History of the Keyesville Area

 

Today the historic Keyesville townsite in the Kern River Valley of the southern Sierra Nevada is little more than a ghost town, but it played an important role in the early mining and settlement of California. Although the townsite is located on private land, there are many historic resources in the surrounding area that can be visited and include Indian mortars holes, placer and hardrock gold mines, the Walker cabin, cemetery, Keyesville village, and the old Keyesville fort.

Before the arrival of the White Man, the Kern Valley was home to the Tubatulabal Indians. They left behind many bedrock mortars, and there is a nice collection of their artifacts in the Keyesville museum.
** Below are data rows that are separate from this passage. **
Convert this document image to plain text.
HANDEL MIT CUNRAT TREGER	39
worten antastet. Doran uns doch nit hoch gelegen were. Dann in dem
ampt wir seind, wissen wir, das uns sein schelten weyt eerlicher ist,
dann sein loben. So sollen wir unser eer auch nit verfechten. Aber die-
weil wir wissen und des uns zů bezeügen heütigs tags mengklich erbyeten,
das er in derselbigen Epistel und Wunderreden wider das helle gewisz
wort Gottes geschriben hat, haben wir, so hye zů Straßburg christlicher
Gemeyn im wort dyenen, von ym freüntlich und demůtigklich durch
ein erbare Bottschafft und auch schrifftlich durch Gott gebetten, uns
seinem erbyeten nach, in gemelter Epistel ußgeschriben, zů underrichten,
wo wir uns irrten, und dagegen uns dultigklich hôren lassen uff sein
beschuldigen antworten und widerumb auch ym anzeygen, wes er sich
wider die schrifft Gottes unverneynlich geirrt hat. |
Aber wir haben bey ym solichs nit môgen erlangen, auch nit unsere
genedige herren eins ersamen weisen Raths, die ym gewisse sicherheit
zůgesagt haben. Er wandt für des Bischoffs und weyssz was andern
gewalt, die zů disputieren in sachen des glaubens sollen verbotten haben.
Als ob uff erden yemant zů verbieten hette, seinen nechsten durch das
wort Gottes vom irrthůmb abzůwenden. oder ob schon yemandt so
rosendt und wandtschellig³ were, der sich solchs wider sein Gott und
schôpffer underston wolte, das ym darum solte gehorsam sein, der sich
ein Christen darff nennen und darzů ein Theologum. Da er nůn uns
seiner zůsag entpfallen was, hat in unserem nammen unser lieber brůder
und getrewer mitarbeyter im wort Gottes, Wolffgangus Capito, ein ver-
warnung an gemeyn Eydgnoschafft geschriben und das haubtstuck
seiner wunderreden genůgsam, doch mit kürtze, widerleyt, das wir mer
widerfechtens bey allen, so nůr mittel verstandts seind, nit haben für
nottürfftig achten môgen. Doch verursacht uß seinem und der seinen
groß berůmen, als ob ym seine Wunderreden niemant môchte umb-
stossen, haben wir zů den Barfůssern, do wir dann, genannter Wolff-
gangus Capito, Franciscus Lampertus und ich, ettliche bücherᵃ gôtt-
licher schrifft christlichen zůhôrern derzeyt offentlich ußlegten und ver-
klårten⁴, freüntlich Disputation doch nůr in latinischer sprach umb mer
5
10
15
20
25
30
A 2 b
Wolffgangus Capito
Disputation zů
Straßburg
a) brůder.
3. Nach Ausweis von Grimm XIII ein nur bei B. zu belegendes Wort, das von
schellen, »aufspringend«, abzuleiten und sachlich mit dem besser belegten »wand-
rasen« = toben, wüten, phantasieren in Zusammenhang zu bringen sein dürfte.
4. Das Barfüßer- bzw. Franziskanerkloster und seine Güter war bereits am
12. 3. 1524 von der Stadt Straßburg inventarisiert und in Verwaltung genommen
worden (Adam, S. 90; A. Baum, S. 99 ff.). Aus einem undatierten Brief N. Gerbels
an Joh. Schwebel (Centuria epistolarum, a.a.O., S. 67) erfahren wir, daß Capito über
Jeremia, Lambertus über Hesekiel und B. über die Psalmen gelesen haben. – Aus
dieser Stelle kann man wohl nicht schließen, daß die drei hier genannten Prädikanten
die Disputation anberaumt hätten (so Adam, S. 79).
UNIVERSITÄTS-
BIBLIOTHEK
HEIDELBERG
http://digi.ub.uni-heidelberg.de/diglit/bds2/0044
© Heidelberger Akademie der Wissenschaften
However, most were eventually run off their lands by miners and settlers. Although no full blood Tubatulabal remain today, some of their descendants still live in the area and on the Tule River Indian Reservation.

Joseph Walker, who led one of John C. Fremont's expeditions over Walker Pass in 1834, became the first white man to enter the valley. An exploration party sent by Fremont on one of his later expeditions discovered gold in a cave at Greenhorn Creek near the Kern River in 1851 and opened the door for settlement of the area. The town of Petersburgh, near the summit of Greenhorn Mountain, was built about 1858 and became an important overnight stop and supply point for miners and settlers passing through the valley. The earthen Keyesville Fort was built during the Tule River Indian War of 1856 to protect newly arrived settlers, but never saw action.

The discovery of placer gold in the Kern River in the spring of 1854 set off the Kern River Gold Rush of 1854-55. However, Richard Keyes, after whom Keyesville is named, had actually discovered a vein of gold two years earlier and was already working the Keyes mine when the gold rush started. Soon afterward, Captain Maltby discovered the nearby Mammoth mine. Abia Lightner constructed the first stamp mill in the area about this time, and five water-driven mills with 22 stamps were operating by 1858. However, floods during the winter and spring of 1861-62 destroyed them all. The town of Keyesville, which sprang up near Keyes' mine, had 50 to 60 permanent residents in those days and boasted eight houses, a saloon, and crude hotel. A 20-stamp mill was erected in 1865 on the Kern River, but proved inefficient and ran only a short time.

The Keyesville mines were idle for many years in the late 1800s, until an 1897 revival when a 5-stamp mill was erected at the Keyes mine and a 10-stamp mill at the Mammoth. Both mines worked off and on until about World War II, when the high cost of underground mining and the small size of the ore bodies led to their closure. Nonetheless, the Keyes mine produced $450,000 worth of gold and the Mammoth about $500,000. Some placer and small-scale underground hard-rock gold mining continues today.